Il attend que les femmes aient fini de prier, puis dans le silence que trouble seulement le vent qui fait claquer les robes, il se défait de son manteau brodé et le dépose sur le corps nu de son parent. Il lui couvre la tête, le torse, le sexe et les jambes. Accroupi auprès de lui, il efface du bout des doigts les plis disgracieux et reste un long moment sans rêver, suivant des yeux le corps qui se dessine à travers les formes du gisant. Il prend son temps et lorsqu’il se relève il aperçoit des hommes, tous les hommes, qui se tiennent en arrière, formant un second cercle, plus large, plus lâche, tandis que derrière eux leurs enfants disséminés dans la prairie, immobiles, se jettent des regards incrédules.

Il lève la main. Du fond du rempart surgissent alors trois hommes armés de bêches. On leur fait place et lorsqu’ils sont tout près, l’homme s’abaisse de nouveau près du corps, le lève doucement comme on le fait avec un enfant endormi, s’écarte de quelques pas et sans qu’un seul mot soit échangé, les fossoyeurs, suivant les traces imprimées dans l’herbe folle par le gisant, creusent un trou profond. Longtemps on n’entend que la morsure des bêches contre la terre. Les femmes ont repris leurs prières et les hommes qui les ont rejointes regardent par-dessus leurs épaules la fosse qui transforme la prairie en cimetière. L’homme sourit, attentif aux senteurs humides des arbres qui bordent l’espace. Le souffle des fossoyeurs se fait plus court mais le rythme du travail ne faiblit pas, et quand enfin ils remontent du fond de la terre noire, l’homme pose son fardeau sur le talus et descend tranquillement dans la tombe. Il reprend le corps enveloppé dans son linceul de luxe, le place entre les parois, s’extrait du trou et jette une poignée de terre sur le corps. Alors, les femmes puis les hommes refont le même geste, recouvrant totalement de terre le manteau habité.

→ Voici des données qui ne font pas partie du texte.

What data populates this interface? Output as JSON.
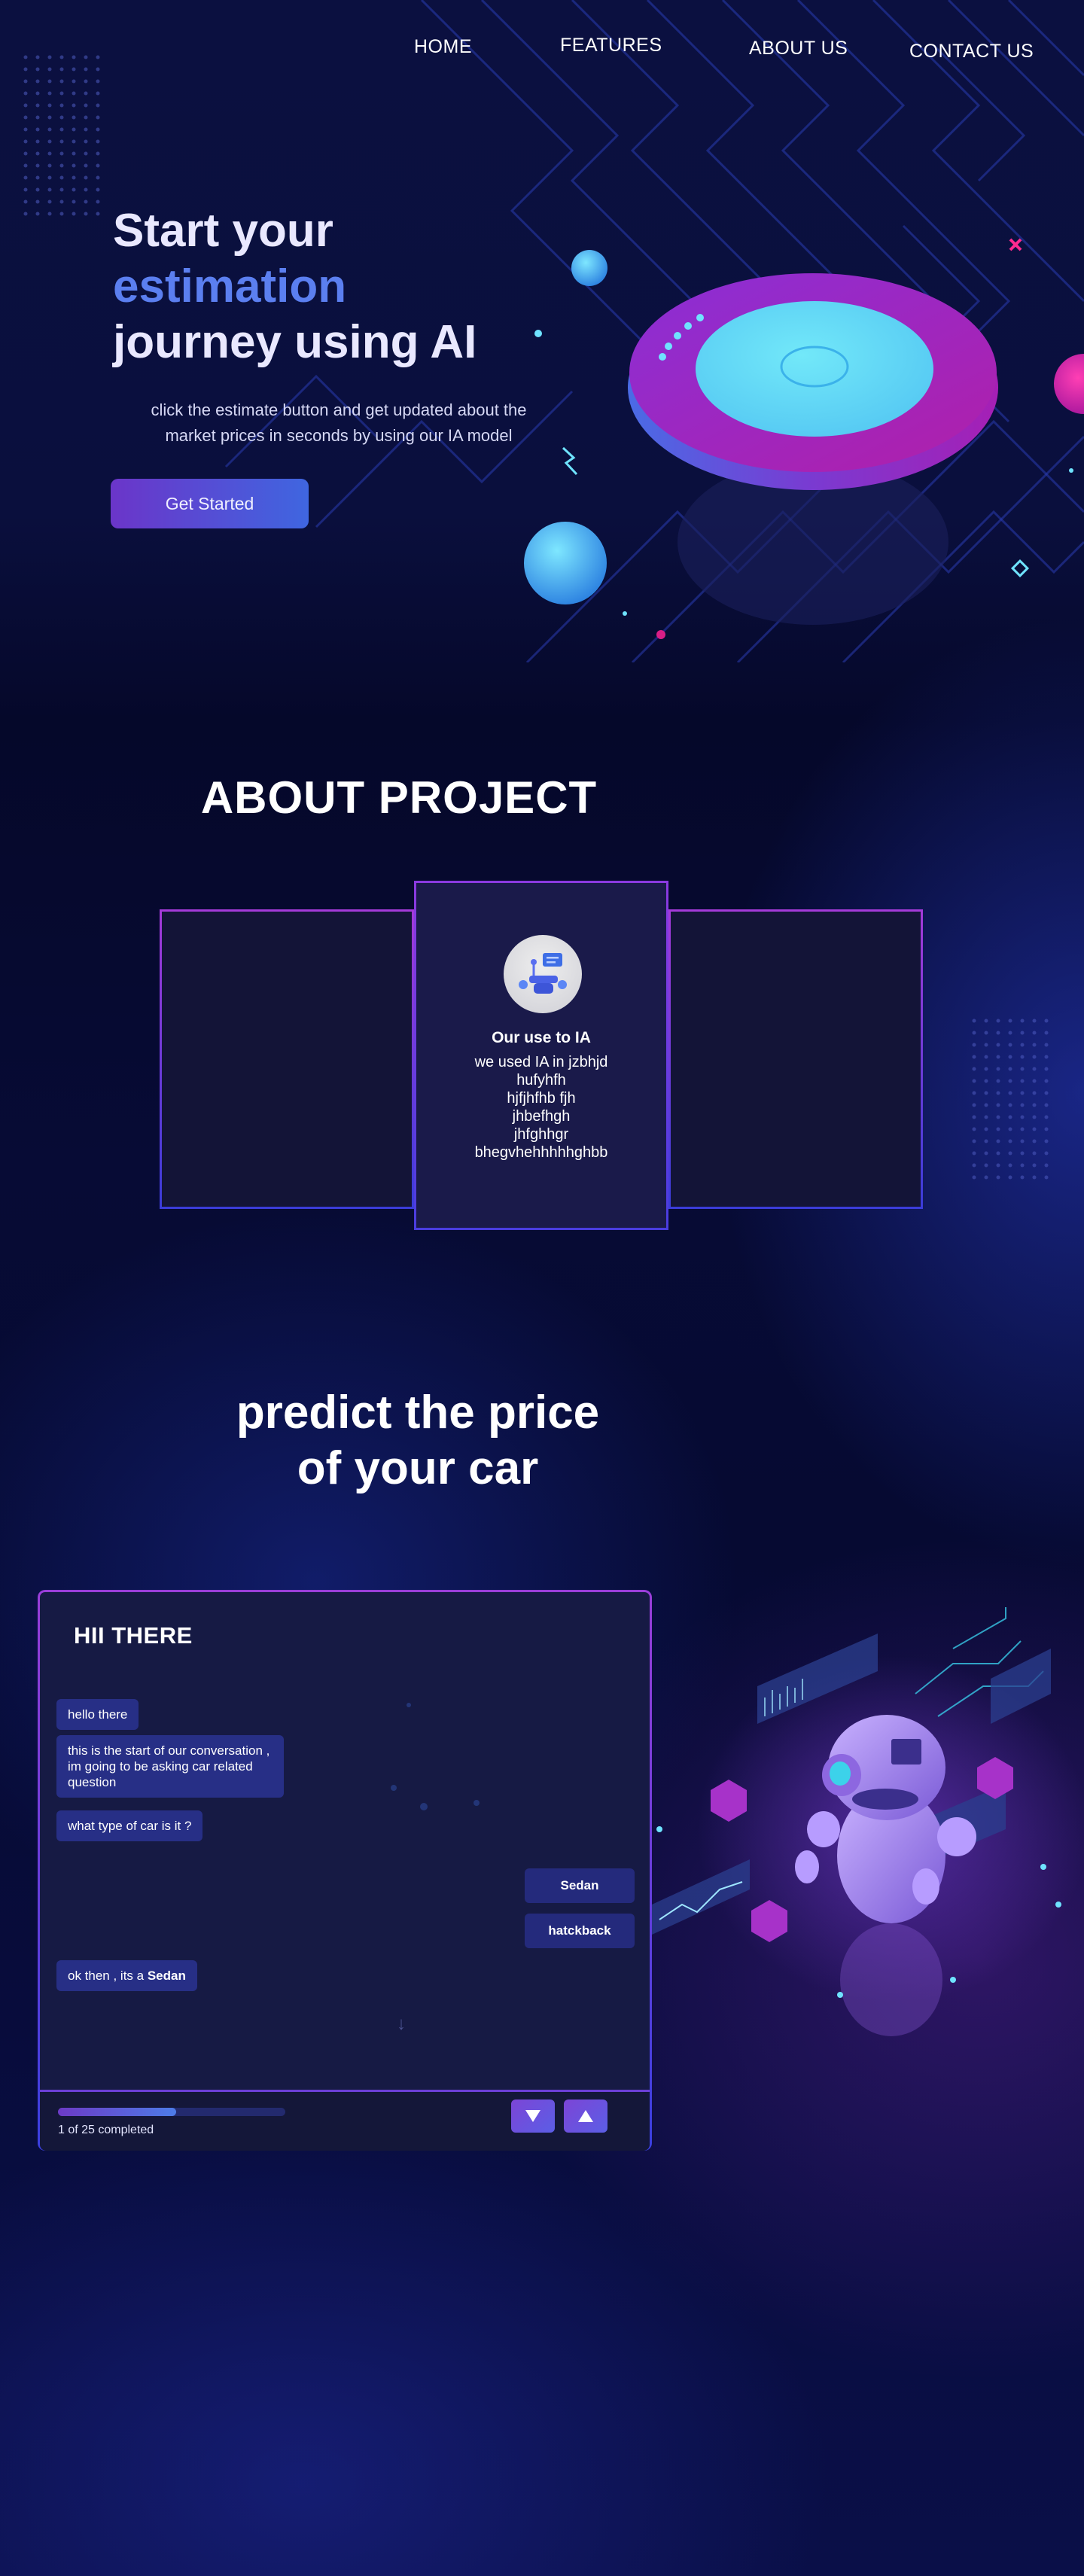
{
  "nav": {
    "home": "HOME",
    "features": "FEATURES",
    "about": "ABOUT US",
    "contact": "CONTACT US"
  },
  "hero": {
    "title_line1": "Start your",
    "title_line2": "estimation",
    "title_line3": "journey using AI",
    "subtitle_line1": "click the estimate button and get updated about the",
    "subtitle_line2": "market prices in seconds by using our IA model",
    "cta": "Get Started"
  },
  "about": {
    "title": "ABOUT PROJECT",
    "card": {
      "title": "Our use to IA",
      "body": [
        "we used IA in jzbhjd",
        "hufyhfh",
        "hjfjhfhb fjh",
        "jhbefhgh",
        "jhfghhgr",
        "bhegvhehhhhhghbb"
      ]
    }
  },
  "predict": {
    "title_line1": "predict the price",
    "title_line2": "of your car"
  },
  "chat": {
    "header": "HII THERE",
    "messages": {
      "m1": "hello there",
      "m2": "this is the start of our conversation , im going to be asking car related question",
      "m3": "what type of car is it ?",
      "m4_prefix": "ok then , its a ",
      "m4_value": "Sedan"
    },
    "options": {
      "opt1": "Sedan",
      "opt2": "hatckback"
    },
    "scroll_hint_icon": "arrow-down-icon",
    "progress": {
      "fraction": 0.52,
      "text": "1 of 25 completed"
    },
    "buttons": {
      "down_icon": "triangle-down-icon",
      "up_icon": "triangle-up-icon"
    }
  },
  "colors": {
    "accent_blue": "#5b7ff0",
    "accent_purple": "#6b35c9",
    "bubble": "#272f86"
  }
}
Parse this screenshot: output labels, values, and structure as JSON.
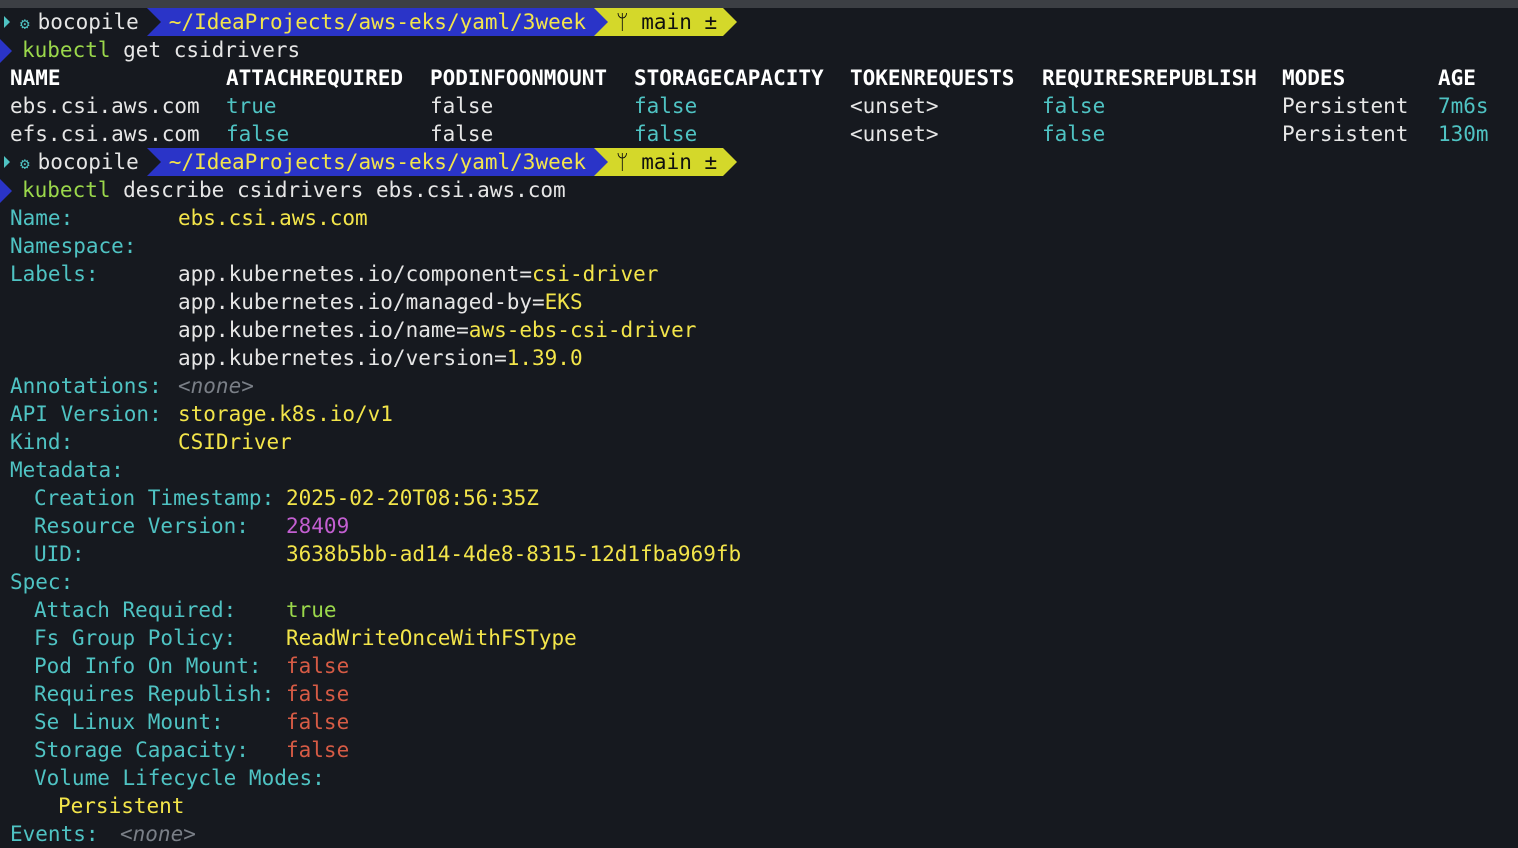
{
  "prompt": {
    "user": "bocopile",
    "path": "~/IdeaProjects/aws-eks/yaml/3week",
    "branch_icon": "git-branch-icon",
    "branch": "main ±"
  },
  "cmd1": {
    "tool": "kubectl",
    "args": " get csidrivers"
  },
  "table": {
    "headers": [
      "NAME",
      "ATTACHREQUIRED",
      "PODINFOONMOUNT",
      "STORAGECAPACITY",
      "TOKENREQUESTS",
      "REQUIRESREPUBLISH",
      "MODES",
      "AGE"
    ],
    "rows": [
      [
        "ebs.csi.aws.com",
        "true",
        "false",
        "false",
        "<unset>",
        "false",
        "Persistent",
        "7m6s"
      ],
      [
        "efs.csi.aws.com",
        "false",
        "false",
        "false",
        "<unset>",
        "false",
        "Persistent",
        "130m"
      ]
    ]
  },
  "cmd2": {
    "tool": "kubectl",
    "args": " describe csidrivers ebs.csi.aws.com"
  },
  "describe": {
    "name_label": "Name:",
    "name_value": "ebs.csi.aws.com",
    "namespace_label": "Namespace:",
    "labels_label": "Labels:",
    "labels": [
      {
        "key": "app.kubernetes.io/component=",
        "value": "csi-driver"
      },
      {
        "key": "app.kubernetes.io/managed-by=",
        "value": "EKS"
      },
      {
        "key": "app.kubernetes.io/name=",
        "value": "aws-ebs-csi-driver"
      },
      {
        "key": "app.kubernetes.io/version=",
        "value": "1.39.0"
      }
    ],
    "annotations_label": "Annotations:",
    "annotations_value": "<none>",
    "api_version_label": "API Version:",
    "api_version_value": "storage.k8s.io/v1",
    "kind_label": "Kind:",
    "kind_value": "CSIDriver",
    "metadata_label": "Metadata:",
    "creation_label": "Creation Timestamp:",
    "creation_value": "2025-02-20T08:56:35Z",
    "resource_version_label": "Resource Version:",
    "resource_version_value": "28409",
    "uid_label": "UID:",
    "uid_value": "3638b5bb-ad14-4de8-8315-12d1fba969fb",
    "spec_label": "Spec:",
    "attach_label": "Attach Required:",
    "attach_value": "true",
    "fsgroup_label": "Fs Group Policy:",
    "fsgroup_value": "ReadWriteOnceWithFSType",
    "podinfo_label": "Pod Info On Mount:",
    "podinfo_value": "false",
    "republish_label": "Requires Republish:",
    "republish_value": "false",
    "selinux_label": "Se Linux Mount:",
    "selinux_value": "false",
    "storage_label": "Storage Capacity:",
    "storage_value": "false",
    "lifecycle_label": "Volume Lifecycle Modes:",
    "lifecycle_value": "Persistent",
    "events_label": "Events:",
    "events_value": "<none>"
  }
}
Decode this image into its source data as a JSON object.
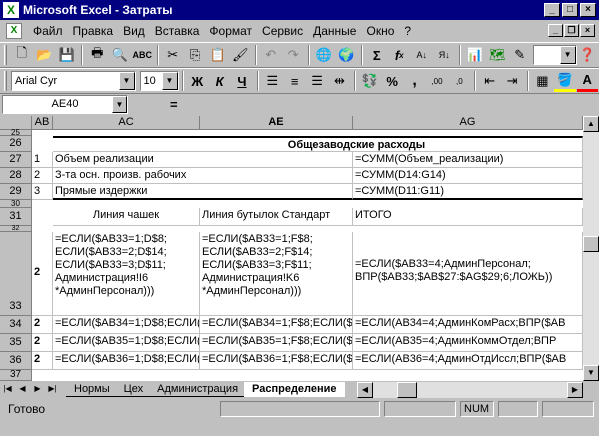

On se sépare dans le silence.
Pourtant, la petite troupe ne va pas loin car à l’instant l’homme lève de nouveau la main et on entend un roulement de charrois comme un grincement de mort. Les gens prennent peur, des cris fusent : « Les soldats ! Les soldats ! », on se disperse hors du champ, les mères cueillant à plein bras dans la panique des enfants qui ne sont pas forcément les leurs. Farouches, elles se retournent vers celui qu’elles prenaient pour leur bienfaiteur, les hommes serrent les poings, mais il sourit toujours, porte la main à sa chemise et extrait un rouleau dont on distingue au loin les rubans qui flottent contre le vent. Sans s’attarder sur leur terreur ni prêter aucune attention aux craquements qui se rapprochent, il pose le rouleau sur la tombe. Il cale les extrémités à l’aide de deux galets forts et se concentre sur la feuille étalée.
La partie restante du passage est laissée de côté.